Jim O'Connor-USA TODAY Sports

Every game matters, but the No. 10 Maryland men's basketball team will probably never play one that matters less than the one scheduled for Sunday night at Nebraska. The Terrapins are locked into the second seed and a double-bye in the Big Ten Tournament, which starts next week, so all a loss against the Cornhuskers would do to Maryland is drop the Terps from, say, a No. 3 seed in the NCAA Tournament to a No. 4. That's unless Maryland goes on a run in the conference tournament, in which case even a season-worst loss to Nebraska could be rendered mostly moot.

From there, though, every game Maryland plays will be highly consequential, even make-or-break. The Terps have set out to instill that mentality – or something close to it – for Sunday's regular season finale.

"I think it's pretty easy, because I just get after them in practice pretty hard," Maryland coach Mark Turgeon said.

In particular, Turgeon said Maryland wants to finish with a record above .500 on the road in league play. A win Sunday would accomplish that, with Maryland currently sitting at 4-4 in conference away games.

"We've talked about, when this week started, the selection committee likes road wins," Turgeon said. "We've got a chance to get two this week, so we got one [on Tuesday against Rutgers], and we've got another opportunity at Nebraska on Sunday. You're always just trying to win as many games as you can, be as good of a team as you can. So, we'll see."

It hasn't been long since Maryland and Nebraska last saw each other. The Terps scurried away from the decidedly pesky Huskers for a four-point home win on Feb. 19, at a time when Maryland had lost three recent games and didn't look like nearly the team it looks like now. As it turns out, the Terps haven't lost since.

"Nothing changes," forward Jon Graham said. "Every game is important. We want to finish out with the best regular season possible."

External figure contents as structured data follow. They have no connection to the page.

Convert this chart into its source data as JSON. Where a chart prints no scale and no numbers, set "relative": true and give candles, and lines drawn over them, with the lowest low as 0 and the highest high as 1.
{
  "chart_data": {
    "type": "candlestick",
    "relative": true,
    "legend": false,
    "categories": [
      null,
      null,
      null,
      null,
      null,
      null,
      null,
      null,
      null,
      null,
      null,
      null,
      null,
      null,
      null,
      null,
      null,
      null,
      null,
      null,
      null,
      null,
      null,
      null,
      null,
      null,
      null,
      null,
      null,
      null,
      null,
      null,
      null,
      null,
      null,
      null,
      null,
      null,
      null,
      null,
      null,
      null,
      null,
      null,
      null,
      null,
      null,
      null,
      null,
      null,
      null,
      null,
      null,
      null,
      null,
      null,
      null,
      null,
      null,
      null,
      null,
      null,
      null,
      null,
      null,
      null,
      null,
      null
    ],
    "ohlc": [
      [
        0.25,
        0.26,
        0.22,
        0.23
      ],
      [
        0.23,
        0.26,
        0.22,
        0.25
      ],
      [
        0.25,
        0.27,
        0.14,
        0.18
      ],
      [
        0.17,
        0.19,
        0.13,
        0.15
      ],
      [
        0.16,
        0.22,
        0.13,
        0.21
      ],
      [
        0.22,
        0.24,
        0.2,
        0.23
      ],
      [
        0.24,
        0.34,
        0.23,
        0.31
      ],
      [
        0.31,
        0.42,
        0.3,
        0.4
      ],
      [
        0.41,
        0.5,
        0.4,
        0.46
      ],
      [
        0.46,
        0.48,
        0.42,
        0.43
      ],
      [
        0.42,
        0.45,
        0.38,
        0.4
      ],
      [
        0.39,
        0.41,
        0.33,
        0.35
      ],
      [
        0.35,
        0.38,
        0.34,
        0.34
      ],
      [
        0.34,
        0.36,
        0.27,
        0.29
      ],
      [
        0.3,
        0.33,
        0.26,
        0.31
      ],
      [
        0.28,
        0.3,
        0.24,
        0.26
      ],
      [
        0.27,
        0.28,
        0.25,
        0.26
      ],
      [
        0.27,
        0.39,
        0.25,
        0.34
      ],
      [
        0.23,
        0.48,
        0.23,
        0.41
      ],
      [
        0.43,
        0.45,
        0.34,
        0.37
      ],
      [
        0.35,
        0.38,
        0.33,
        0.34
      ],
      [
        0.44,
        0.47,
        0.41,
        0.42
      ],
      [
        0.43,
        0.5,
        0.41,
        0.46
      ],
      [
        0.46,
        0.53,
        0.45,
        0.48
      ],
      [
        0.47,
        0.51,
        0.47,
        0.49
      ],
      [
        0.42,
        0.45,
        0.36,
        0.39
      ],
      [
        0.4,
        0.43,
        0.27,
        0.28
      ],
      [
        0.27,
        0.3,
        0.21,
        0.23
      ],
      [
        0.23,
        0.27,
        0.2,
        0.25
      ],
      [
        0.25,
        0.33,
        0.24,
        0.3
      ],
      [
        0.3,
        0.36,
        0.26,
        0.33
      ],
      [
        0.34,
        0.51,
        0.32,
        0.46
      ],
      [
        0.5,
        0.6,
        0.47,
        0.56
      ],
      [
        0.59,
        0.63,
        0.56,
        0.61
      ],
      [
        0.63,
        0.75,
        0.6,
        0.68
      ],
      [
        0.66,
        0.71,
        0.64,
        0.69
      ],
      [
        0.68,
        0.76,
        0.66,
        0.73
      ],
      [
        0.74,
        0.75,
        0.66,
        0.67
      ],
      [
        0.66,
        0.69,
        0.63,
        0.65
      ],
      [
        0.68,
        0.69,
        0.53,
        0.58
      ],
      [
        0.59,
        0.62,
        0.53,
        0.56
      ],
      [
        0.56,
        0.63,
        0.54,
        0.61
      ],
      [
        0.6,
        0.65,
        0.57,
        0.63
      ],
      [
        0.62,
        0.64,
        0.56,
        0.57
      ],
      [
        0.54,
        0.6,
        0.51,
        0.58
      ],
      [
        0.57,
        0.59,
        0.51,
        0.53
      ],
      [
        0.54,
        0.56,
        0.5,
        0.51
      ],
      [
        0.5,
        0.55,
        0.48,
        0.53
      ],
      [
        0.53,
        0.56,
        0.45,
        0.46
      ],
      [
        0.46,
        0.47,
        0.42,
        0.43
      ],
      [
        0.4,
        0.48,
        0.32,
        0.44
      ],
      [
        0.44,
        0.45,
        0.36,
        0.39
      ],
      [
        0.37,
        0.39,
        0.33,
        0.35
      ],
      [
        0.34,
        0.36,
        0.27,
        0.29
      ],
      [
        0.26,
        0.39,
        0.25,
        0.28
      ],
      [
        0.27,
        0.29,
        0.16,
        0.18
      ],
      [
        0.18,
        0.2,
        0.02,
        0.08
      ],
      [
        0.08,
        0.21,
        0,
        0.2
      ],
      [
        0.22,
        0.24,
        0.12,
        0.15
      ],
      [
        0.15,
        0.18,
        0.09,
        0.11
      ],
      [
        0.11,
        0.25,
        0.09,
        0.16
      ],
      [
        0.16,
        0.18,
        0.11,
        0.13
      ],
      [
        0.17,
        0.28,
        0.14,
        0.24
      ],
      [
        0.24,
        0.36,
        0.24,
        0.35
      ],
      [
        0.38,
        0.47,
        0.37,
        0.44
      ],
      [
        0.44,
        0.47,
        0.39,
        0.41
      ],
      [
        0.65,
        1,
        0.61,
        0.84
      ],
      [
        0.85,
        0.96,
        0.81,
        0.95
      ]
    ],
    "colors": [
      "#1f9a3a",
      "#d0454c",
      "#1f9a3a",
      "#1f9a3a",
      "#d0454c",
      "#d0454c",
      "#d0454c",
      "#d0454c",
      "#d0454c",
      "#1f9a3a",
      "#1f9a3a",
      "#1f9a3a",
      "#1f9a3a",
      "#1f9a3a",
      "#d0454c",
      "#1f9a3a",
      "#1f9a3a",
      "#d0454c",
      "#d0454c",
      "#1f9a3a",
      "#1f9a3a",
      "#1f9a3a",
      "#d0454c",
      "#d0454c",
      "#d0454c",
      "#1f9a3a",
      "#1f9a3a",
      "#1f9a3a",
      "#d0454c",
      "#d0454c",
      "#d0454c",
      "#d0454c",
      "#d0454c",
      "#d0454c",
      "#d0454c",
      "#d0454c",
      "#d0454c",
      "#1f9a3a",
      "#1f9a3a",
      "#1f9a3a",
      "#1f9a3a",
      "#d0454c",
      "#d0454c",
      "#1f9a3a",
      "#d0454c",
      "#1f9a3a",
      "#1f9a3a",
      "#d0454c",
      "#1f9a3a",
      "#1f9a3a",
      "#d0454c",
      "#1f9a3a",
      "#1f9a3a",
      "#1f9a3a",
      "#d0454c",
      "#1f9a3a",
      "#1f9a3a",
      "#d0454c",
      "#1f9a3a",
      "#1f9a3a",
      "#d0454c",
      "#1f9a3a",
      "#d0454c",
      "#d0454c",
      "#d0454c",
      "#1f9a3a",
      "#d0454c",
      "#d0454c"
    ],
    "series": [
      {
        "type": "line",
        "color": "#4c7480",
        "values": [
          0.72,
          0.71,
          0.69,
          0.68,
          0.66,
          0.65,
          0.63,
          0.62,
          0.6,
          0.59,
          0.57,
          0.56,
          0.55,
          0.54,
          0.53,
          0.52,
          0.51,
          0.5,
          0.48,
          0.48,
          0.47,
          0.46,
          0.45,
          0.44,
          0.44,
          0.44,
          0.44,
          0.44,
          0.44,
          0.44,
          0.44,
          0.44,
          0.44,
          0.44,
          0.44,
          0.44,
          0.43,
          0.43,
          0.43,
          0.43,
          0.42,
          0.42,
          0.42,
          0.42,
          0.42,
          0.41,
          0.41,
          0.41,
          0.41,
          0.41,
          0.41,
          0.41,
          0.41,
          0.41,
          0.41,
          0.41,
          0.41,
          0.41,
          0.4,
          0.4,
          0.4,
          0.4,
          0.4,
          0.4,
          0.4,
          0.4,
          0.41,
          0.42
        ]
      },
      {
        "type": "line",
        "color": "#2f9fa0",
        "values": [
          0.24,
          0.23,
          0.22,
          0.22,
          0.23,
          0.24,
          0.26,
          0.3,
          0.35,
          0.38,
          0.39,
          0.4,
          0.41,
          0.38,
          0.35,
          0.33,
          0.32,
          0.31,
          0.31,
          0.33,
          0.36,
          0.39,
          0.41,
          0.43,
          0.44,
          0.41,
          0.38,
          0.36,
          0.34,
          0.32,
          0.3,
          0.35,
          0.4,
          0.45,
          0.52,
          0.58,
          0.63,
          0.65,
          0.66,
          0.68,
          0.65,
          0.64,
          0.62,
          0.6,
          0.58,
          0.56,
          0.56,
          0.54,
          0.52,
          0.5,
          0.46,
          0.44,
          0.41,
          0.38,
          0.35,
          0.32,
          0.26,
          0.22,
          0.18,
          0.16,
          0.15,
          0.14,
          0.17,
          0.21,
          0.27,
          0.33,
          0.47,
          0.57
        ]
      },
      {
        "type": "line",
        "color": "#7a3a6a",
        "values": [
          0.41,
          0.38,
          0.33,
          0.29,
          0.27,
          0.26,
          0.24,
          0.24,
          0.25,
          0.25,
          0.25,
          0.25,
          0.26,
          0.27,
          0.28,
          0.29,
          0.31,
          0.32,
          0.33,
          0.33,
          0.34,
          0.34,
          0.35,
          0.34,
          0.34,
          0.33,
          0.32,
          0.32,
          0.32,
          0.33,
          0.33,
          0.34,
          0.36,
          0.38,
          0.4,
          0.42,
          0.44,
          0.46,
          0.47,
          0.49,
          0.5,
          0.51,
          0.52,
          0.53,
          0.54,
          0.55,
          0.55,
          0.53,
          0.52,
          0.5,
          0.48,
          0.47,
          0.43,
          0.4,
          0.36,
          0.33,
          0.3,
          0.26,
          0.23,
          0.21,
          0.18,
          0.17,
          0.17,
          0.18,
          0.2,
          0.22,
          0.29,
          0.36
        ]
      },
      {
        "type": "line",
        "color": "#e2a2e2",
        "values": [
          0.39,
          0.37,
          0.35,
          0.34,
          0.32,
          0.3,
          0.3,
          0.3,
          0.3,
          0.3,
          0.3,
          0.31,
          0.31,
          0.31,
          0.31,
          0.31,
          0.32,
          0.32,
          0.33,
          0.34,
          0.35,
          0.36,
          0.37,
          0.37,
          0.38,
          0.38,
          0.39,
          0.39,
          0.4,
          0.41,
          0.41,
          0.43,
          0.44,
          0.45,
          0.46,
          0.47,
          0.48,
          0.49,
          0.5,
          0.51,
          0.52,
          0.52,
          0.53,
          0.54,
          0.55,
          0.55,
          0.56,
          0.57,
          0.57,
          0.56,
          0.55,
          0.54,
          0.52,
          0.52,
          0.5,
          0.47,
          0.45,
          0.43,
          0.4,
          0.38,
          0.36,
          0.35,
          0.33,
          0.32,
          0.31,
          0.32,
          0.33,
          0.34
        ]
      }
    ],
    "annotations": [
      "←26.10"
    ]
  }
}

Turgeon said he has no plans to rest guard Melo Trimble or any of Maryland's other top contributors. Trimble had a challenging night against Rutgers, shooting just 3-of-13 from the field en route to 10 points. The Terps need Trimble to be at his best in postseason play to have any serious designs on championships, so Sunday could be an important tune-up for him as much as anything.

"This guy's been nothing short of unbelievable. He's only going to get better. The sky's the limit for him," Graham said. "But again, he is a rookie, he's going to have rookie mistakes. It's just natural."

Richaud Pack, the senior guard who often pairs with Trimble in Maryland's backcourt, said that even in the midst of Trimble's unsightly efficiency numbers against Rutgers, the freshman didn't play a poor game.

"A lot of the times, I think it looks like he's struggling, but he's not, if that makes sense," Pack said. "He's missing shots that he normally makes, and I don't consider that struggling. If he was playing out of character and fumbling the ball up the court, that's something that wouldn't be suspected."